Publicado dia 24 de agosto de 2013 na Gazeta do Sul


A partir de agora os cariocas irão pagar multa quando descartarem lixo nas ruas. Criar bons hábitos na marra, a custa do sofrimento do bolso ou por outras coerções pode funcionar por um tempo, mas é de duvidar que eles possam ser internalizados. Nossa relação com as ruas é um “problema” desde sempre. A noção que faz da rua um lugar a ser preservado pressupõe um processo de racionalização da vida urbana que fora construído na modernidade desde o final do século XVIII. Nesse processo, a distinção entre as esferas privada e pública fora fundamental, haja vista que a construção da noção de cidadania pressupôs a consciência de que esta é assegurada a partir da legitimação do espaço destinado a coletividade. Entender a rua como espaço compartilhado significa ter clara a ideia de igualdade de direitos, ter desperto o sentimento de cuidado e preservação com o que é “nosso” para além do que é “meu”.

Há nítida relação entre o desleixo com a rua, a depredação do patrimônio público ou coletivo e a corrupção. Temos tanto cuidado com a rua como temos com o erário público. Exemplos não faltam. Dirigimos um automóvel do serviço público ou de uma empresa qualquer em que trabalhamos com o mesmo cuidado com que dirigimos o nosso automóvel?  Temos o mesmo cuidado com os telefones públicos como temos com os nossos aparelhos telefônicos? Cuidamos das nossas classes e cadeiras escolares como cuidamos de nossos móveis domésticos? O lixo das ruas segue lógica parecida.

Essa precária separação entre público e privado está na “raiz” do nosso Estado. O historiador Sérgio Buarque de Holanda abre o seu clássico ensaio “Raízes do Brasil” justamente com essa análise do Estado brasileiro. Em síntese, ao contrário do Estado Moderno que se constituiu a partir da formalização das relações entre indivíduo e Estado, da construção de uma burocracia formal e da racionalização das instituições, no Brasil o que temos é a expansão da matriz familiar. Construímos nosso Estado como uma extensão da família. Não é de graça o nepotismo entranhado na classe política nacional. As redes de compadrio e amizades são fundamentais para entender a construção do campo de ação política no país. Não deixa de ser sugestivo o termo “apadrinhado político”, que remete a relações familiares. É no mesmo sentido que as crianças chamam as professoras de “tias”.

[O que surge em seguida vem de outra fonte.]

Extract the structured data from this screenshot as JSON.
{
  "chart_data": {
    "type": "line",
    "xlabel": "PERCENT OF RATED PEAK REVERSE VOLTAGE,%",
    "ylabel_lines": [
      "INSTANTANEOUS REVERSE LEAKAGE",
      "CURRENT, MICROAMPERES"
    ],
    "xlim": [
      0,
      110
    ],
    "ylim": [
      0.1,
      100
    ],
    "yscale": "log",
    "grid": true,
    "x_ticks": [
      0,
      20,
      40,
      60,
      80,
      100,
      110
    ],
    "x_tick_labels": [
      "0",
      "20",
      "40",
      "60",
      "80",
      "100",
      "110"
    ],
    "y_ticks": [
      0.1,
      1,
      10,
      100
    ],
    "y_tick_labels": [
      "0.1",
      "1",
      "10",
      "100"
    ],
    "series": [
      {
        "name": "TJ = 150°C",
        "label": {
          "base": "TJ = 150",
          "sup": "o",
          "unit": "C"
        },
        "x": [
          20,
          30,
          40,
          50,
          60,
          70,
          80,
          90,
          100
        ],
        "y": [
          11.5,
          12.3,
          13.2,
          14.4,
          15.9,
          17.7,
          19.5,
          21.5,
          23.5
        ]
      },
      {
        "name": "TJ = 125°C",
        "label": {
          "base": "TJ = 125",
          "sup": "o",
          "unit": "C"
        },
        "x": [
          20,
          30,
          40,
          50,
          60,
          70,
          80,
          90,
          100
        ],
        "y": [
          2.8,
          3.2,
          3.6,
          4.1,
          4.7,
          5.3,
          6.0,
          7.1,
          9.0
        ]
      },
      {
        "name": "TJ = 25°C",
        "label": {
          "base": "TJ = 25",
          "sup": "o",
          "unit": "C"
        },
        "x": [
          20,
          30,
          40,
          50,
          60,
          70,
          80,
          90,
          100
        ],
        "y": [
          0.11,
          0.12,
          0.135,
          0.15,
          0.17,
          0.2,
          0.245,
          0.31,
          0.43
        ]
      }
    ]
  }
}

A democracia brasileira se ressente dessas dificuldades. No lugar da construção de comportamentos sociais que traduzem um amadurecimento de nossa cidadania e assim naturalizem hábitos coletivos, optamos pela multa, pela punição pecuniária. Já que a saída encontrada pelo Estado do Rio de Janeiro é ampliação do que já se chamou “indústria das multas”, penso que, pelo menos, a arrecadação resultante deveria ser direcionada à educação.